Monday, June 28, 2004
With all of the miscommunication inspired bravado to be found on Nick's Click Opera these days, I opted to post this invective here. In language exchange as in blogging, the home field advantage is not without a certain charm. On a strictly philosophical level, I basically agree with the ideas outlined in Umberto Eco's book Serendipities: Language and Lunacy.
"I wanted to show how a number of ideas that today we consider false actually changed the world (sometimes fot the better, sometimes for the worse) and how, in the best instances, false beliefs and discoveries totally without credibility could then lead to the discovery of something true (or at least someting we consider true today). In the field of the sciences, this mechanism is known as serendipity. An exellent of it is given us by Columbus, who -believing he could reach the Indies by sailing westward- actually discovered America, which he had not intended to discover.

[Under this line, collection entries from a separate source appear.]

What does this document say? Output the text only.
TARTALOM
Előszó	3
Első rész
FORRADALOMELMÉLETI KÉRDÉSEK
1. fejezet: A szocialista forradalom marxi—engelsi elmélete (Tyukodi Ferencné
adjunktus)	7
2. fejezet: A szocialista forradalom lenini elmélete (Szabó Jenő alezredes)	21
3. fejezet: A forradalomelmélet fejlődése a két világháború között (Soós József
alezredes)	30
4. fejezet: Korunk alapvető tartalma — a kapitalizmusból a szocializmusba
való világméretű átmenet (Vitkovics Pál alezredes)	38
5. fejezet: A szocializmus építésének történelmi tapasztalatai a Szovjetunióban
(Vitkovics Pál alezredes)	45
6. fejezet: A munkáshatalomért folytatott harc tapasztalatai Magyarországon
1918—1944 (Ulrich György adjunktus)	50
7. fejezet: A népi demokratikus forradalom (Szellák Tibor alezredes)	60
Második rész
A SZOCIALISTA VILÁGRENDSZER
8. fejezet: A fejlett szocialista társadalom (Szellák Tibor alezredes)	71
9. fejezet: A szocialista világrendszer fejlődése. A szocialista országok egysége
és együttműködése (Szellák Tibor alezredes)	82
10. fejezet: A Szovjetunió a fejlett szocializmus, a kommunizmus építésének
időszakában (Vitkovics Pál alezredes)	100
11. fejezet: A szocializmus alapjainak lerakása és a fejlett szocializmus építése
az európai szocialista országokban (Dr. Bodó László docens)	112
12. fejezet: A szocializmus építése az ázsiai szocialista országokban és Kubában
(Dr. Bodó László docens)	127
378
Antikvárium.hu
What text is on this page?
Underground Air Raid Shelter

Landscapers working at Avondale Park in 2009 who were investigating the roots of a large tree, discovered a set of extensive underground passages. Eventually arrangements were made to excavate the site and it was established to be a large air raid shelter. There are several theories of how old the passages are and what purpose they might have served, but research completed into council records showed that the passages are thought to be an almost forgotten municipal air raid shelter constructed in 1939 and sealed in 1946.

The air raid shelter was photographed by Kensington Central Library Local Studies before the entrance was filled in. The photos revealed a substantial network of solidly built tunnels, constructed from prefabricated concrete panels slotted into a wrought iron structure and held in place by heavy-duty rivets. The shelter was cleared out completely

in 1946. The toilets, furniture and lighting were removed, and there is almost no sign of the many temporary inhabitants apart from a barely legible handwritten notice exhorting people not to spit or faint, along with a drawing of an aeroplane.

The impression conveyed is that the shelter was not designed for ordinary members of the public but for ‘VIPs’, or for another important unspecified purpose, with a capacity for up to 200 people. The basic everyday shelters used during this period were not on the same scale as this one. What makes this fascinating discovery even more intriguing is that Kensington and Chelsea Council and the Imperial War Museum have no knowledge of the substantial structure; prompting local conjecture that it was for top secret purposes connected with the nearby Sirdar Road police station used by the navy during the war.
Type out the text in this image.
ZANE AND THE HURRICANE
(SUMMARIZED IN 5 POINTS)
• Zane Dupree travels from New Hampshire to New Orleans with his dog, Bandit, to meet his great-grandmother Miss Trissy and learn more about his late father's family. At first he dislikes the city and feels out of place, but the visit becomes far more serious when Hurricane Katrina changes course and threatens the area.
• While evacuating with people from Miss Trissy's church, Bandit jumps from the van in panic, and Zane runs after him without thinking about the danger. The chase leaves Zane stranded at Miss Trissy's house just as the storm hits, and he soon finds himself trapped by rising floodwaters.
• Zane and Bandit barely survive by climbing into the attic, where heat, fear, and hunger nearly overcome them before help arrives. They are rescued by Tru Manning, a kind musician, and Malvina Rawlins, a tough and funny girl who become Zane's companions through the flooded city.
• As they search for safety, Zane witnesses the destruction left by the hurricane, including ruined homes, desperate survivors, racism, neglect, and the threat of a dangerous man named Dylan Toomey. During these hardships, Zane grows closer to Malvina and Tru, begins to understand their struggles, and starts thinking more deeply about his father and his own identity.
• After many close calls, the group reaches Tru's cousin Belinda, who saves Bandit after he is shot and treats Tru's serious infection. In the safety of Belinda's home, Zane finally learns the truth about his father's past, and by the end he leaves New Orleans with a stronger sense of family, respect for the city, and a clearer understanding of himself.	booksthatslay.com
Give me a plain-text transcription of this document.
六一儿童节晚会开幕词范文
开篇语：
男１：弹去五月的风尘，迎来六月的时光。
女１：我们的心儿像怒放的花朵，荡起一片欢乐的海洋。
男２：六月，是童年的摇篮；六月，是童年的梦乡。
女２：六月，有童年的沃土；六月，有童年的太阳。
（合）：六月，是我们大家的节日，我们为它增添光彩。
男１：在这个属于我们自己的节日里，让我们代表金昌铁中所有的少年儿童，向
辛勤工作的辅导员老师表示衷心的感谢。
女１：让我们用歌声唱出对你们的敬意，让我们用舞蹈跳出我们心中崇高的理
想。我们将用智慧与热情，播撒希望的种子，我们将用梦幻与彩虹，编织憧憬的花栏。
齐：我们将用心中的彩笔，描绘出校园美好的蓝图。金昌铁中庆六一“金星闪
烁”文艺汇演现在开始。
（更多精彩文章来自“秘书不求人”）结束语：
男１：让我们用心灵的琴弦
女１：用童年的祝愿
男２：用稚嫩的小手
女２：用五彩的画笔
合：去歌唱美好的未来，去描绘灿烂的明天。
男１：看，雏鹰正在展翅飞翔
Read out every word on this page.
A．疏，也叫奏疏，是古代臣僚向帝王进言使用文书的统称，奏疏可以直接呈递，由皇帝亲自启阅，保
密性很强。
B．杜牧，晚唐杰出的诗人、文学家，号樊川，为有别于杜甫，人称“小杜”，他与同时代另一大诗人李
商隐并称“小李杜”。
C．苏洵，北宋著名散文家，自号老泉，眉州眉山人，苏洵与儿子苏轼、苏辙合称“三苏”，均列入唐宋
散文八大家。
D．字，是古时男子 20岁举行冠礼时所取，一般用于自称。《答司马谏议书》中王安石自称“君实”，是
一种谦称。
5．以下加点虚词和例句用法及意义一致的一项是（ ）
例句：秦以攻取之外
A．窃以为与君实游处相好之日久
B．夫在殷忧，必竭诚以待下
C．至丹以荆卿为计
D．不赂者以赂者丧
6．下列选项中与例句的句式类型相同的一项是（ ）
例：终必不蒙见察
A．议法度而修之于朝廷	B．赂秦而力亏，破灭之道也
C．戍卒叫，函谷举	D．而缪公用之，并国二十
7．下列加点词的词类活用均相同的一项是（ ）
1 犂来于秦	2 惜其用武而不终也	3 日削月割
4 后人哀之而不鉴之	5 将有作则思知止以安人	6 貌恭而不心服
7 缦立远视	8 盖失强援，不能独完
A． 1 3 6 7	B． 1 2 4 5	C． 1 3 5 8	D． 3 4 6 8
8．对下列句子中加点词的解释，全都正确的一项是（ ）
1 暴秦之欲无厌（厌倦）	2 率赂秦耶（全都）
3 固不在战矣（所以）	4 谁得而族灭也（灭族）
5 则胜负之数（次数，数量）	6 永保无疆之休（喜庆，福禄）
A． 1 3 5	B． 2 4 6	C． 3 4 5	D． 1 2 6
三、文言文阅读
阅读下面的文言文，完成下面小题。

But the concept of serendipity can be broadened. A mistaken project does not always lead to something correct: often (and this is what happened in many projected perfect languages) a project that the author believed right seems to us unrealizable, but for this very reason we understand why something else was right. Take the case of Foigny: he invents a language that cannot work, and he invents it deliberately to parody other languages seriously proposed. But by doing so he helped us see (probably beyond his own intensions) why, on the contrary, the imperfect languages we all speak work fairly well.
In other words, I feel that what links the essays collected here is that they are about ideas, projects, beliefs that exist in a twilight zone between common sense and lunacy, truth and error, visionary intelligence and what now seem to us stupidity, though it was not stupid in its day and we must therefore reconsider it with great respect."
Coming back down to earth for a second, I have to admit that I don't really study Japanese any more in an abstract way - commiting a rule to memory here, trying to retain the general conjugations of verbs there. That's because I'm far too busy actually battling it out in the linguistic trenches, translating the language for a variety of reasons that include (but are not limited to) my freelance work for OK Fred, academic work at the university, communiques, etc. The sheer wealth of linguistic vicissitudes is more than enough to leave me spellbound for a lifetime, as I find myself enjoying the inexplicably correct exceptions to everything I spent a great deal of time trying to confirm.